Dan nemen we de hele menagerie mee, houd ik de moed erin als dierenarts Paul ons met de kipjes uitnodigt in de praktijk op het uur dat we Poes laten vaccineren. Maar zover komt het niet, want Berthie komt ’s ochtends in haar donkere hokje niet meer in beweging. We bellen Paul: kom langs alsjeblieft! Paul wordt besproken via toets 2: niet de kleine huisdieren maar het serieuze (pluim)vee. Het wordt een bewogen dag, met aan het eind nog een onverwachte kleine gast en een minstens zo onverwachte positiebepaling van prachthaan Barry.
Laatste spoortje
Met Paul in aantocht worden loslopende prachthaan Barry en kipje Gerda met vogelzaad binnen bereik gebracht. Barry kijkt geduldig toe hoe Paul Gerda in zijn handen grondig onderzoekt: geen sporen van wormen, geen bloedluis, wel zware ademhaling. Een bacterie kan hij bestrijden, een virus moet het kipje zelf doen. Ze krijgt een injectie en Barry ontvangt haar terug. De hele dag trekken ze samen op. Van Barry is Paul onder de indruk: zo gezond, zo sterk (zie kleur en vorm van de kam!) en: zo vriendelijk. Dat maakt hij ook heel anders mee.

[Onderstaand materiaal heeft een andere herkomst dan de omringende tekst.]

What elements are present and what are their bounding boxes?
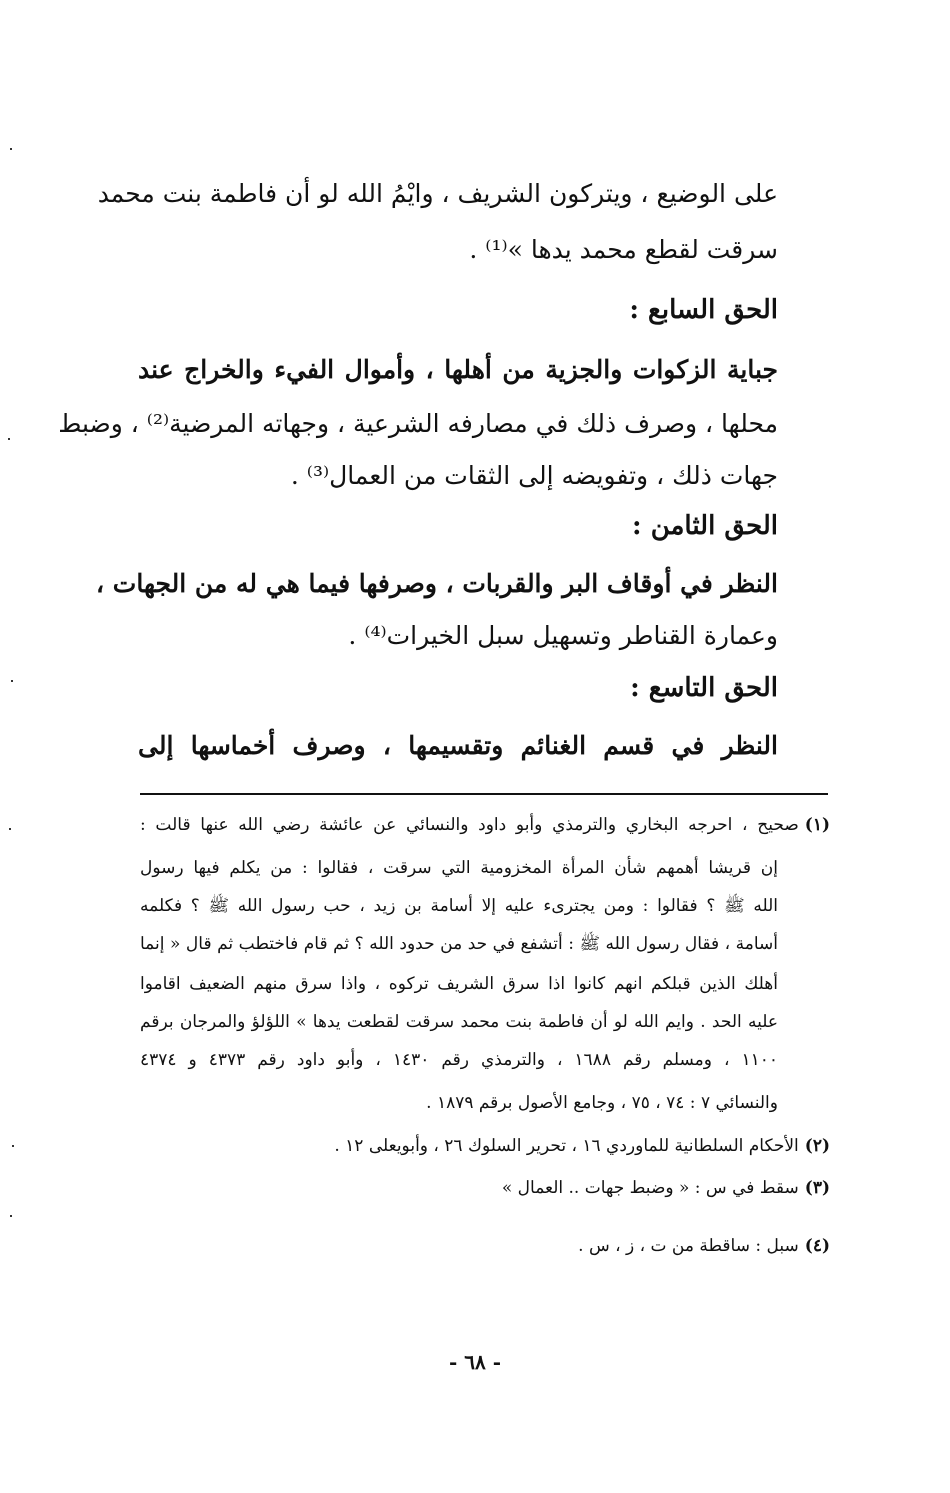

In Berthie vindt Paul nog maar een laatste spoortje leven. Ik houd haar in mijn handen als hij haar in de borstspier het laatste spuitje geeft en we blijven bij haar op een schaduwrijk plekje in het gras, met pijn in het hart dat ze zoveel heeft moeten lijden. Later ligt Barry bij haar in de buurt, zijn buik ook in het gras. Hij ziet hoe ik haar naar haar grafje til opzij van de bibliotheek: inmiddels drie kipjes, een appelvink, Moederpoes en, slachtoffers van haar dochter Poes: een kleine eekhoorn en diverse vogeltjes (meestal eet ze die op). In de dierenpraktijk laat Poes die middag met een hond in zicht alle levensmoed varen en ze duikt van de tafel pardoes een openstaand kastje in. Het is snel voorbij en thuis lijkt ze het leed snel vergeten. Maar de dierenavonturen zijn voor ons nog niet voorbij.
Niet pluis
Bijna thuis trap ik op de rem: op ons bosweggetje beweegt een egeltje, piepklein maar compleet! Niet pluis: dat nachtdiertje horen we overdag niet te zien. Het bijzonder energieke beestje is kennelijk op eigen sap de wijde wereld ingetrokken. Eega pakt haar met een vestje en belt de egelbescherming. En zo zitten we ’s avonds in een achtertuin in Roosendaal met wat een amper twee weken oud meisjesegeltje blijkt dat zonder verwijl ons hart heeft gestolen. Dat snoetje! Die pootjes! (eega). Haar in het net weer lege kattenmandje even laten piepen op de oprijlaan heeft helaas geen contact gebracht met een ouder. Ze blijft in de opvang maar binnen zes weken moeten we haar weer uit kunnen zetten: nieuw leven op het landgoed. En thuis? De berooide Barry, ooit met Bram hoog in de boom en sinds de kipjes altijd ’s nachts op stok, heeft voor het eerst van zijn leven het kippenbakje opgezocht waarvoor hij de laatste dagen de wacht heeft gehouden voor zieke Berthie. Nu deelt hij dat met tedere vanzelfsprekendheid met zijn (voorlopig) laatste kipje Gerda.